The UK has started evacuating British nationals from Sudan, where intense fighting between rival military forces has been raging for over a week.

People have been told to make their own way to an airfield near the capital Khartoum. It is a potentially perilous journey in the middle of a precarious ceasefire, leaving many Britons thinking hard about what to do.

Wathig Ali, a British citizen in Khartoum, has been trying to return to the UK with his six-year-old child and pregnant wife. But he has been struggling to find anyone who will take them to the airport, which is only an hour away by road.

“We had someone who promised to take us today, but that fell through. So I’m still trying to find transport,” he told the BBC earlier on Tuesday.

“I know I am taking a risk going on the journey.
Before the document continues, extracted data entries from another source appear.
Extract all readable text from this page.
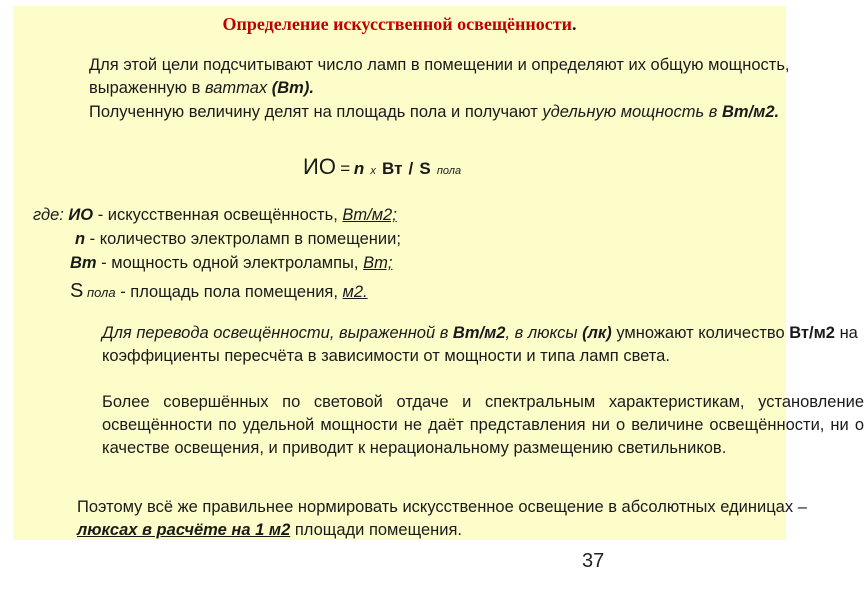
Определение искусственной освещённости.

Для этой цели подсчитывают число ламп в помещении и определяют их общую мощность, выраженную в ваттах (Вт).

Полученную величину делят на площадь пола и получают удельную мощность в Вт/м2.

ИО = n х Вт / S пола
где: ИО - искусственная освещённость, Вт/м2;
n - количество электроламп в помещении;
Вт - мощность одной электролампы, Вт;
S пола - площадь пола помещения, м2.

Для перевода освещённости, выраженной в Вт/м2, в люксы (лк) умножают количество Вт/м2 на коэффициенты пересчёта в зависимости от мощности и типа ламп света.

Более совершённых по световой отдаче и спектральным характеристикам, установление освещённости по удельной мощности не даёт представления ни о величине освещённости, ни о качестве освещения, и приводит к нерациональному размещению светильников.

Поэтому всё же правильнее нормировать искусственное освещение в абсолютных единицах – люксах в расчёте на 1 м2 площади помещения.

37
Our worst fear is the bombing and the checkpoints on the way to the airport. We have been stuck indoors for days.

“Our house is surrounded by RSF [Rapid Support Forces] soldiers. Some of them are nice, but some are extremely hostile. It is even hard to just be on your doorstep.

“Another problem is it’s so hard to find petrol. I have also run out of cash and we can’t access the bank. I have tried the British embassy multiple times, but we keep getting the same message.”
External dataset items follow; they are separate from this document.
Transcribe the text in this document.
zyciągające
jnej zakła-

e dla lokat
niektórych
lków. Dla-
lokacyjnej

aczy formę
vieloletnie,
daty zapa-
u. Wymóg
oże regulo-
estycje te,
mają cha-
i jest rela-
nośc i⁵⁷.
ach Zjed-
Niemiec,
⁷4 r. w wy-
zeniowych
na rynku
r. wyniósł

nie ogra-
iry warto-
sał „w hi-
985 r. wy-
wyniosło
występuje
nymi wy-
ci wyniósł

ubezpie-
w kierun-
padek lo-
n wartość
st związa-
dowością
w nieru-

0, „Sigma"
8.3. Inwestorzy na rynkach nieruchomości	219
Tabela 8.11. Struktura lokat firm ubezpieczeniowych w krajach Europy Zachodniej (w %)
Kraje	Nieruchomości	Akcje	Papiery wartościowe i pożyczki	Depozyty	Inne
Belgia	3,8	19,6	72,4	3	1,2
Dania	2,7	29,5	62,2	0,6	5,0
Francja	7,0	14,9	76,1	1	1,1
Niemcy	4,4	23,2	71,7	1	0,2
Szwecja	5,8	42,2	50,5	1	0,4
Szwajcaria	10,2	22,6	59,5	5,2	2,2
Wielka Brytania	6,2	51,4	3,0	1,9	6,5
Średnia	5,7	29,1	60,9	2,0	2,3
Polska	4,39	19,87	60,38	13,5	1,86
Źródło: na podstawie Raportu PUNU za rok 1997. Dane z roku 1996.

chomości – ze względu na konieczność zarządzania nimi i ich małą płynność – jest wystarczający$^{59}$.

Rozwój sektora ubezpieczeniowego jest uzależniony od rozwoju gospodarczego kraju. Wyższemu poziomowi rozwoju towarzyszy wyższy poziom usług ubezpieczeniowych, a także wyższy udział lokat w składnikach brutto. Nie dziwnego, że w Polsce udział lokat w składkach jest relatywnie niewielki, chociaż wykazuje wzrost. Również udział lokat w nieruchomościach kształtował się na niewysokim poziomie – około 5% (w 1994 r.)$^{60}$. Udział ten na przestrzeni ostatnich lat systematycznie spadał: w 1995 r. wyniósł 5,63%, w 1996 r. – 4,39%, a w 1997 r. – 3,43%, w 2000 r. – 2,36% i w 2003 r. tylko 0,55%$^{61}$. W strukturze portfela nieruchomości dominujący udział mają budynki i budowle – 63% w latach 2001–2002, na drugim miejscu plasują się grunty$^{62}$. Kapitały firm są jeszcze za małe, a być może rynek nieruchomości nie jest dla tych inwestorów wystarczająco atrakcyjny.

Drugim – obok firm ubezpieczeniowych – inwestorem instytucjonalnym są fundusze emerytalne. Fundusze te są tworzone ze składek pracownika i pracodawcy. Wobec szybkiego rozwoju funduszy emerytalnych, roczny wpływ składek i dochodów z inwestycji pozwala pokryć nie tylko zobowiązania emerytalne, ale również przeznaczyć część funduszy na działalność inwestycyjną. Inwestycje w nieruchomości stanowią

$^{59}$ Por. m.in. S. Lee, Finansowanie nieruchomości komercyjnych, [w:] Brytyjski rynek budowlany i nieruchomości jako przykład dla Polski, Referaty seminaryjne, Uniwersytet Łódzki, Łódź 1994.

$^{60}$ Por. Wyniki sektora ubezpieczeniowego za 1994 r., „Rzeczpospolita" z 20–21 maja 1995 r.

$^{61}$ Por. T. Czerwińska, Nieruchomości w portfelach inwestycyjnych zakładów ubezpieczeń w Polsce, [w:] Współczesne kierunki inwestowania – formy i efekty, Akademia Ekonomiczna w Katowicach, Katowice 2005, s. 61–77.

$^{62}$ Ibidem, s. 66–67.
Back in the UK, families are wracked with worry about relatives in Sudan who they have not been able to contact for days due to broken lines of communication.

Some of them are asking, how will vulnerable relatives make it to the airbase without an escort? British charity worker Yasmin Sholgami’s grandparents are stranded in Khartoum without food and water.

Health issues and reports of gunfire and shelling – despite the apparent ceasefire – mean the elderly couple are unable to travel to the airbase on their own.

No-one can get to their house to take them, Ms Sholgami told the BBC on Tuesday. Each time relatives have tried, “they’ve been shot at by snipers”.

Her grandfather is 89 and has a British passport. Her 75-year-old grandmother, who holds a British visa, has diabetes: “She can’t get up and needs help from numerous people to make it to the airfield.”

“Little does the government know that there are many areas in the centre of Khartoum that are too dangerous to leave your house without help from some sort of official.” Ms Sholgami added.

An estimated 4,000 UK nationals are stuck in Sudan – among the highest number of foreign citizens there. Many have spent days stuck indoors with dwindling food and water supplies and no electricity or internet connection.

British nationals told the BBC on Monday – before the UK announced that it had started its evacuation effort – that they felt abandoned as other foreign nationals and British embassy workers were flown out. They also complained of poor communication from the Foreign Office’s crisis centre.

Javid Abdelmoneim, whose elderly father was stuck alone in Khartoum, received a call from officials on Monday asking that his dad make his way to the airbase, about 13km (8 miles) outside of the capital.

But there was no way to know if the Foreign Office had been able to get in contact with his dad, as he himself had not been able to reach him.

“He’s elderly and alone which means he’s high priority, but also means he can’t get to the airfield,” he told the BBC.

Mr Abdelmoneim said his father ended up travelling with family members in an overland convoy on Monday to the Egyptian border.

Another UK national who chose this way out of Sudan described it as a 15-hour journey through “utter devastation” where he was stopped and robbed at gunpoint before being let go.

Other relatives of stranded UK nationals told the BBC that they too were worried about how effectively the evacuation message was being communicated.

British doctor Sarah Karrar’s 76-year-old mother Khadija and two of her brothers are stuck in Khartoum after what was supposed to be a brief visit for a family wedding.

“The only thing we are concerned about is the lines of communication,” said Ms Karrar.

“Getting through to them [my family] to give them instructions… will be tricky.”

Though she was able to speak to her mother on Monday, Sarah says “the telecommunications are on and off so sometimes we have to try seven to eight people to get through”.

On Tuesday evening, Prime Minister Rishi Sunak defended the UK government’s approach to getting British citizens out of Sudan, following criticism that the Foreign Office was failing those stuck in Khartoum.

“The security situation on the ground in Sudan is complicated, it is volatile and we wanted to make sure we could put in place processes that are going to work for people, that are going to be safe and effective.” Mr Sunak said.

Mr Sunak said more than 1,000 UK citizens in Sudan had been contacted about evacuation plans, and “many more” flights will leave on Wednesday.